Im Zuge des GKV-Beitragssatzstabilisierungsgesetzes (BStabG) sollen Homöopathie und anthroposophische Medizin als freiwillige Leistungen in der GKV gestrichen werden. Das sei „eine teure Fehlentscheidung zu Lasten von Patientinnen und Patienten!“, heißt es in einem offenen Brief. Unter den knapp 100 Unterzeichnern finden sich auch prominente Namen aus der Politik.
„Homöopathie und Anthroposophische Medizin werden in Deutschland verantwortungsvoll im Sinne der integrativen Medizin von qualifizierten Ärztinnen und Ärzten eingesetzt – ergänzend in Situationen, in denen keine oder nicht ausreichende schulmedizinische Therapieoptionen existieren: Mehrfacherkrankungen, geriatrische Patientinnen und Patienten, Kinder und Jugendliche sowie Frauengesundheit“, heißt es in dem offenen Brief auf der Webseite des Deutschen Zentralvereins homöopathischer Ärzte. Die Mehrheit der Bürgerinnen und Bürger würde diesen „therapeutischen Ansatz“ schätzen und davon profitieren.
Der Offene Brief sei eine Initiative von „Prominenten aus Politik, Wissenschaft, Wirtschaft und Gesellschaft zum Erhalt der Homöopathie und Anthroposophischen Medizin in der GKV“. Unter den Unterzeichnern finden sich auch bekannte Politiker. So gehören der ehemalige Bundesinnenminister Otto Schily (SPD), der ehemalige Ministerpräsident Winfried Kretschmann (Grüne), die ehemalige Ministerpräsidentin Malu Dreyer (SPD), der ehemalige bayrische Staatsminister Thomas Goppel (CSU) und der Mitgründer der Grünen Lukas Beckmann (Grüne) zu den Unterzeichnern. Auch der ehemalige baden-württembergische Gesundheitsminister Manne Lucha (Grüne) und der ehemalige Staatssekretär Dr. Edgar Franke (SPD), haben den Brief unterzeichnet.

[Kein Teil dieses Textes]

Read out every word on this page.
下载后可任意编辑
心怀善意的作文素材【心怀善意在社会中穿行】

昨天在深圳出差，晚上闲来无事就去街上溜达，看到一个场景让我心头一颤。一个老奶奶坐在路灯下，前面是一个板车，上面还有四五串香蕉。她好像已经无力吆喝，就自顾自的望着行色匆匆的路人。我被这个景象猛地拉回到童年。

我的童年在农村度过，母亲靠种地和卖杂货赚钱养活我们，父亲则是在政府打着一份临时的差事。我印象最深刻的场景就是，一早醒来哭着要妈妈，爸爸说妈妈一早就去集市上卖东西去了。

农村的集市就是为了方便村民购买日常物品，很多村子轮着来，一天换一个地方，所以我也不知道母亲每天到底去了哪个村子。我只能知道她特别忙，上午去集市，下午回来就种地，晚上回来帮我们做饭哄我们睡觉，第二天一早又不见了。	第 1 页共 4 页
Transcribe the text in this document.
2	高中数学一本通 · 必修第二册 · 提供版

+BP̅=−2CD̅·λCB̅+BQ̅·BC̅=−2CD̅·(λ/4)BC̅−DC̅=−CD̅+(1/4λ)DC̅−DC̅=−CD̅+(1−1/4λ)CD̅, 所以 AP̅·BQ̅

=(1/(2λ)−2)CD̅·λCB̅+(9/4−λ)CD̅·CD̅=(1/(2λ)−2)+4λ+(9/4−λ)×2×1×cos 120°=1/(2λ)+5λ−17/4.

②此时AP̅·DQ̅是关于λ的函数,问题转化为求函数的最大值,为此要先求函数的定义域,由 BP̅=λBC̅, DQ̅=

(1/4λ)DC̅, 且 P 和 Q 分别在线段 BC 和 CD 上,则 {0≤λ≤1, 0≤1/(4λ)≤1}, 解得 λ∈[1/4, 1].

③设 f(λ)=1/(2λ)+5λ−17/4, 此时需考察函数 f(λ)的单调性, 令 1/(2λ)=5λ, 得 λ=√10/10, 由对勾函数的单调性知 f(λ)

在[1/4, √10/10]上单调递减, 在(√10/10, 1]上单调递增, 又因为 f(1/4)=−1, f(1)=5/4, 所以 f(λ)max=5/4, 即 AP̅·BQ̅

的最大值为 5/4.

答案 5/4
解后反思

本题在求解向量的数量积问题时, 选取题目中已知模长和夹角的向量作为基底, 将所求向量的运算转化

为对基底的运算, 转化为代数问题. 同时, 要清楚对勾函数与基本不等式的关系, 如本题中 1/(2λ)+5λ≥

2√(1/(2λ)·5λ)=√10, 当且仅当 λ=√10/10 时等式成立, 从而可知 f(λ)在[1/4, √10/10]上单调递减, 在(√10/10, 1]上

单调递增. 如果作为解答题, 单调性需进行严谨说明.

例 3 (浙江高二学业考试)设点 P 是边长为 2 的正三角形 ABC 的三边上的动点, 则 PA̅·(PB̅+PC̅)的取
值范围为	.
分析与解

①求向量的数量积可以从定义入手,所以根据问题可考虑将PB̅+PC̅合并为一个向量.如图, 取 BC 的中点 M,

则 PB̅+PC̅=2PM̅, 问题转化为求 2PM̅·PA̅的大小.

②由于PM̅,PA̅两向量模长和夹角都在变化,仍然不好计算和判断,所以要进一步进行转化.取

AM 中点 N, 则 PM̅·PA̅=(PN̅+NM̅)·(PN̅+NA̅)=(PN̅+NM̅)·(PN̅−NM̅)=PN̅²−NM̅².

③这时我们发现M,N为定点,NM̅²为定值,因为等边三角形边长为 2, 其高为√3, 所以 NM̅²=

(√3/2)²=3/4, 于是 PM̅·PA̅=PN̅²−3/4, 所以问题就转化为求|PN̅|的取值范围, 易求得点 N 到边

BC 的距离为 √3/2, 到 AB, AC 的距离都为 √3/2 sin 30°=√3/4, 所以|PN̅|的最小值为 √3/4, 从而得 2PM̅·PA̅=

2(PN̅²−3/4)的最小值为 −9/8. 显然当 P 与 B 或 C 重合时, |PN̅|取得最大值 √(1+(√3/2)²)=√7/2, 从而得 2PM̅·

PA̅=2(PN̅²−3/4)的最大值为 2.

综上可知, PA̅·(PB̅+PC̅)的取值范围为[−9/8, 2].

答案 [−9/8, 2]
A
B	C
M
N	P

„In einem freiheitlichen Rechtsstaat darf der Gesetzgeber eine bestimmte Therapierichtung, zumal diese erwiesenermaßen sowohl unter medizinischen als auch ökonomischen Gründen sehr positiv zu beurteilen ist, nicht mit einem Erstattungsverbot belegen“, kommentiert Schily. „Ich setze mich für den Erhalt von Homöopathie und Anthroposophischer Medizin ein, weil integrative Medizin für die medizinische Versorgung in Deutschland wichtig ist“, erklärt Dreyer.

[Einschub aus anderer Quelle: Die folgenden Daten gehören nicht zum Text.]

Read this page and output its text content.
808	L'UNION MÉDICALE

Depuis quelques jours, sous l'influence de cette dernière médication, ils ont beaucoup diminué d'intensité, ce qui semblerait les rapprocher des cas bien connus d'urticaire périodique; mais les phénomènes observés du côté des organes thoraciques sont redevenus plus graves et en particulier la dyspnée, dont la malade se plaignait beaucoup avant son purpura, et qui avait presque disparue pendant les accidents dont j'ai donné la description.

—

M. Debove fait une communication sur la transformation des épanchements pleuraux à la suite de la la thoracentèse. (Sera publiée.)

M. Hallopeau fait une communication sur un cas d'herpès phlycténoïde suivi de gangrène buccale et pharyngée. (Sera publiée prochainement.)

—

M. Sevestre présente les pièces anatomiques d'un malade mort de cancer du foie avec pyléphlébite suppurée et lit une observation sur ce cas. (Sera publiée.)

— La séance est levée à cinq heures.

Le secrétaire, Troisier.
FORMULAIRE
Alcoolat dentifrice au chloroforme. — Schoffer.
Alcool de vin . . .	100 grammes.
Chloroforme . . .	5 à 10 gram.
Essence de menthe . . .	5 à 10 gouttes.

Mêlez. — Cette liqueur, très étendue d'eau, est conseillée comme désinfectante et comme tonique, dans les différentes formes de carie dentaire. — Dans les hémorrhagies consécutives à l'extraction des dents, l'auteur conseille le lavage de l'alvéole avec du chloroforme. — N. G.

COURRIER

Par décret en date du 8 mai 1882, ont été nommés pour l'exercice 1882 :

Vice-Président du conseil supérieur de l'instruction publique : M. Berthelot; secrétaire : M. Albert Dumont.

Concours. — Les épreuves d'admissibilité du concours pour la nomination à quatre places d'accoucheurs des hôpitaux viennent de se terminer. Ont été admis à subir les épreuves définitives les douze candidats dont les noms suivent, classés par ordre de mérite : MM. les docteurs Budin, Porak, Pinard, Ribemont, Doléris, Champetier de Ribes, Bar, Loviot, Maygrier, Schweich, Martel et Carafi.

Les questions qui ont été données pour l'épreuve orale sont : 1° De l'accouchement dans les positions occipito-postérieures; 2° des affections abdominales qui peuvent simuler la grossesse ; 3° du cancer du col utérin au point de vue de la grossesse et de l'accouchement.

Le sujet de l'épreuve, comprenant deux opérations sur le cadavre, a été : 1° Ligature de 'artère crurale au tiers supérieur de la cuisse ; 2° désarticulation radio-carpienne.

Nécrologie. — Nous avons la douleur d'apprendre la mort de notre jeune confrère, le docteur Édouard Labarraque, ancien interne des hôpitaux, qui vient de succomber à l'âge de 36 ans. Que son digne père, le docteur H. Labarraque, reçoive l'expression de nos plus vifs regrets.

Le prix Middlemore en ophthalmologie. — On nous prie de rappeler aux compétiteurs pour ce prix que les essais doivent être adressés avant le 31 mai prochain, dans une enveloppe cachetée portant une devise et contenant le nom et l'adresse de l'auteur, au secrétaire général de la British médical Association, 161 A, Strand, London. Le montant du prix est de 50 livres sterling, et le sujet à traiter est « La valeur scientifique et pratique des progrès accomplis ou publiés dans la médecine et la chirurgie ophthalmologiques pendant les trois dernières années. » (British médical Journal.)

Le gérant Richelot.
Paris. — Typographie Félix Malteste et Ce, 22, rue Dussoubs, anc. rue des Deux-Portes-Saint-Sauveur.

Auch aus der Wissenschaft gebe es Unterstützung für die Forderung. So erklärte Professor Dr. David Martin, Fakultät für Gesundheit, Institut für Integrative Medizin, Universität Witten/Herdecke: „Ich setze mich für den Erhalt von Homöopathie und anthroposophischer Medizin als freiwillige Leistungen der Krankenkassen ein, weil ich die positive Wirksamkeit an Patientinnen und Patienten erlebe und weil sich die Schweiz nach einem mehrjährigen Evaluierungsprozess für die Erstattungsfähigkeit ausgesprochen hat – und damit Geld spart.“
Die Streichung würde am Ende kein Geld sparen, sondern Geld kosten, da so der Kauf von teureren anderen Medikamenten, ohne bessere Behandlungsergebnisse forciert werde, so die Argumentation in dem Schreiben. Das würden auch Studien wie die Securvita-Studie belegen. Außerdem würden Meta-Analysen belegen, dass Homöopathie eine spezifische Wirkung über den Placebo-Effekt hinaus zeige. Zudem wird auf eine Umfrage hingewiesen, nach der rund 57 Prozent der Deutschen Homöopathie schon einmal genutzt hätten und nur 9 Prozent erklärten, sie sei unwirksam. Auch mit Blick auf die Versorgung von Kindern sei eine Streichung unethisch.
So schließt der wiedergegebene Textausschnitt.